ZLECAf : Enjeux et perspectives pour un marché africain préférentiel des produits manufacturés
Résumé exécutif
La Zone de libre-échange continentale africaine (ZLECAf) représente une opportunité historique pour accélérer l’industrialisation du continent africain. En favorisant un marché commun de 1,4 milliard d’habitants et un PIB combiné d’environ 3 400 milliards USD, la ZLECAf permet de recentrer les politiques économiques sur la production locale, la transformation industrielle et l’intégration régionale. Toutefois, des disparités importantes entre pays risquent d’amplifier les déséquilibres si des mécanismes correcteurs ne sont pas mis en place.
1. Objectifs de la ZLECAf
La ZLECAf vise à : (i) réduire les droits de douane intra-africains ; (ii) harmoniser les règles d’origine ; (iii) développer les chaînes de valeur régionales ; (iv) créer un marché compétitif et attractif pour les investisseurs.

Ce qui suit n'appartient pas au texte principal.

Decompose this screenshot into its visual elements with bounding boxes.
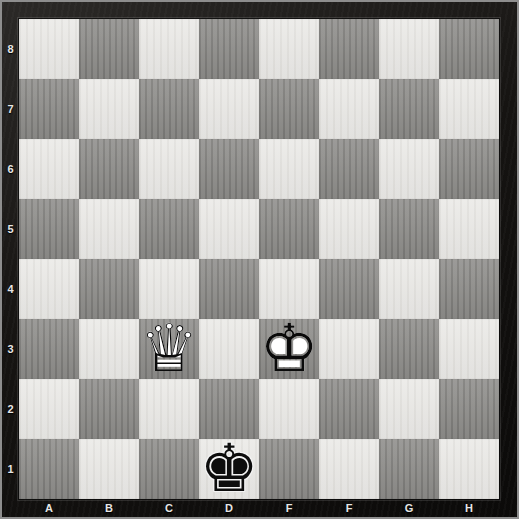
rank-label-5: 5 bbox=[2, 199, 19, 259]
square-d7[interactable] bbox=[199, 79, 259, 139]
rank-label-8: 8 bbox=[2, 19, 19, 79]
square-c1[interactable] bbox=[139, 439, 199, 499]
square-h5[interactable] bbox=[439, 199, 499, 259]
square-g4[interactable] bbox=[379, 259, 439, 319]
square-g3[interactable] bbox=[379, 319, 439, 379]
rank-label-7: 7 bbox=[2, 79, 19, 139]
rank-label-3: 3 bbox=[2, 319, 19, 379]
file-label-a: A bbox=[19, 499, 79, 517]
square-b5[interactable] bbox=[79, 199, 139, 259]
square-d2[interactable] bbox=[199, 379, 259, 439]
rank-label-2: 2 bbox=[2, 379, 19, 439]
square-f1[interactable] bbox=[319, 439, 379, 499]
black-king-icon: ♚ bbox=[199, 439, 259, 499]
square-a6[interactable] bbox=[19, 139, 79, 199]
square-e8[interactable] bbox=[259, 19, 319, 79]
square-h6[interactable] bbox=[439, 139, 499, 199]
square-e6[interactable] bbox=[259, 139, 319, 199]
square-d4[interactable] bbox=[199, 259, 259, 319]
square-b4[interactable] bbox=[79, 259, 139, 319]
square-f5[interactable] bbox=[319, 199, 379, 259]
square-f8[interactable] bbox=[319, 19, 379, 79]
square-b6[interactable] bbox=[79, 139, 139, 199]
square-h1[interactable] bbox=[439, 439, 499, 499]
chessboard-frame: 87654321 ♛♕♚♔♚ ABCDFFGH bbox=[0, 0, 519, 519]
square-b8[interactable] bbox=[79, 19, 139, 79]
white-queen-outline-icon: ♕ bbox=[139, 319, 199, 379]
square-e7[interactable] bbox=[259, 79, 319, 139]
square-d3[interactable] bbox=[199, 319, 259, 379]
square-c4[interactable] bbox=[139, 259, 199, 319]
square-f2[interactable] bbox=[319, 379, 379, 439]
square-b7[interactable] bbox=[79, 79, 139, 139]
square-e3[interactable]: ♚♔ bbox=[259, 319, 319, 379]
white-queen-fill-icon: ♛ bbox=[139, 319, 199, 379]
piece-white-queen[interactable]: ♛♕ bbox=[139, 319, 199, 379]
file-label-g: G bbox=[379, 499, 439, 517]
square-h4[interactable] bbox=[439, 259, 499, 319]
square-d8[interactable] bbox=[199, 19, 259, 79]
rank-label-6: 6 bbox=[2, 139, 19, 199]
square-c7[interactable] bbox=[139, 79, 199, 139]
square-h8[interactable] bbox=[439, 19, 499, 79]
square-g5[interactable] bbox=[379, 199, 439, 259]
chessboard: ♛♕♚♔♚ bbox=[19, 19, 499, 499]
square-c2[interactable] bbox=[139, 379, 199, 439]
piece-white-king[interactable]: ♚♔ bbox=[259, 319, 319, 379]
square-c3[interactable]: ♛♕ bbox=[139, 319, 199, 379]
rank-label-4: 4 bbox=[2, 259, 19, 319]
square-a5[interactable] bbox=[19, 199, 79, 259]
square-h2[interactable] bbox=[439, 379, 499, 439]
square-f7[interactable] bbox=[319, 79, 379, 139]
file-labels: ABCDFFGH bbox=[19, 499, 499, 517]
square-b3[interactable] bbox=[79, 319, 139, 379]
square-a8[interactable] bbox=[19, 19, 79, 79]
file-label-c: C bbox=[139, 499, 199, 517]
square-g2[interactable] bbox=[379, 379, 439, 439]
square-h3[interactable] bbox=[439, 319, 499, 379]
square-e1[interactable] bbox=[259, 439, 319, 499]
square-e5[interactable] bbox=[259, 199, 319, 259]
white-king-fill-icon: ♚ bbox=[259, 319, 319, 379]
piece-black-king[interactable]: ♚ bbox=[199, 439, 259, 499]
square-g6[interactable] bbox=[379, 139, 439, 199]
square-c6[interactable] bbox=[139, 139, 199, 199]
square-g1[interactable] bbox=[379, 439, 439, 499]
file-label-f: F bbox=[319, 499, 379, 517]
square-a1[interactable] bbox=[19, 439, 79, 499]
file-label-b: B bbox=[79, 499, 139, 517]
square-a7[interactable] bbox=[19, 79, 79, 139]
rank-label-1: 1 bbox=[2, 439, 19, 499]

Elle offre un levier pour la souveraineté économique africaine.
2. Enjeux d’un marché préférentiel manufacturier africain
La création d’un marché préférentiel pour les produits transformés localement vise à :
- Encourager la transformation locale des matières premières ;
- Réduire la dépendance aux produits manufacturés importés ;
- Créer des emplois et augmenter la valeur ajoutée ;
- Favoriser des chaînes de valeur industrielles africaines.
3. Défis structurels
Parmi les défis majeurs figurent la faiblesse des infrastructures logistiques, la disparité des niveaux d’industrialisation, les coûts de production élevés et la concurrence déséquilibrée au sein du continent. Sans mécanisme d’appui, les pays les moins avancés risquent de rester en marge.
4. Proposition : Fonds africain de convergence industrielle (FACI)
Afin de corriger ces déséquilibres, nous proposons la création d’un Fonds africain de convergence industrielle (FACI) alimenté par au moins 30 % des ressources générées par la ZLECAf. Ce fonds vise à financer des projets industriels, logistiques et technologiques dans les pays les moins industrialisés, favoriser leur intégration dans les chaînes de valeur africaines et accélérer la convergence économique régionale.
La dotation du fonds serait basée sur :
- Les recettes douanières non préférentielles ;
- Les contributions des États membres ;
- Le soutien des institutions financières régionales (BAD, Afreximbank).
Les critères de sélection incluraient : niveau de développement industriel, infrastructures disponibles, potentiel de transformation locale et intégration régionale.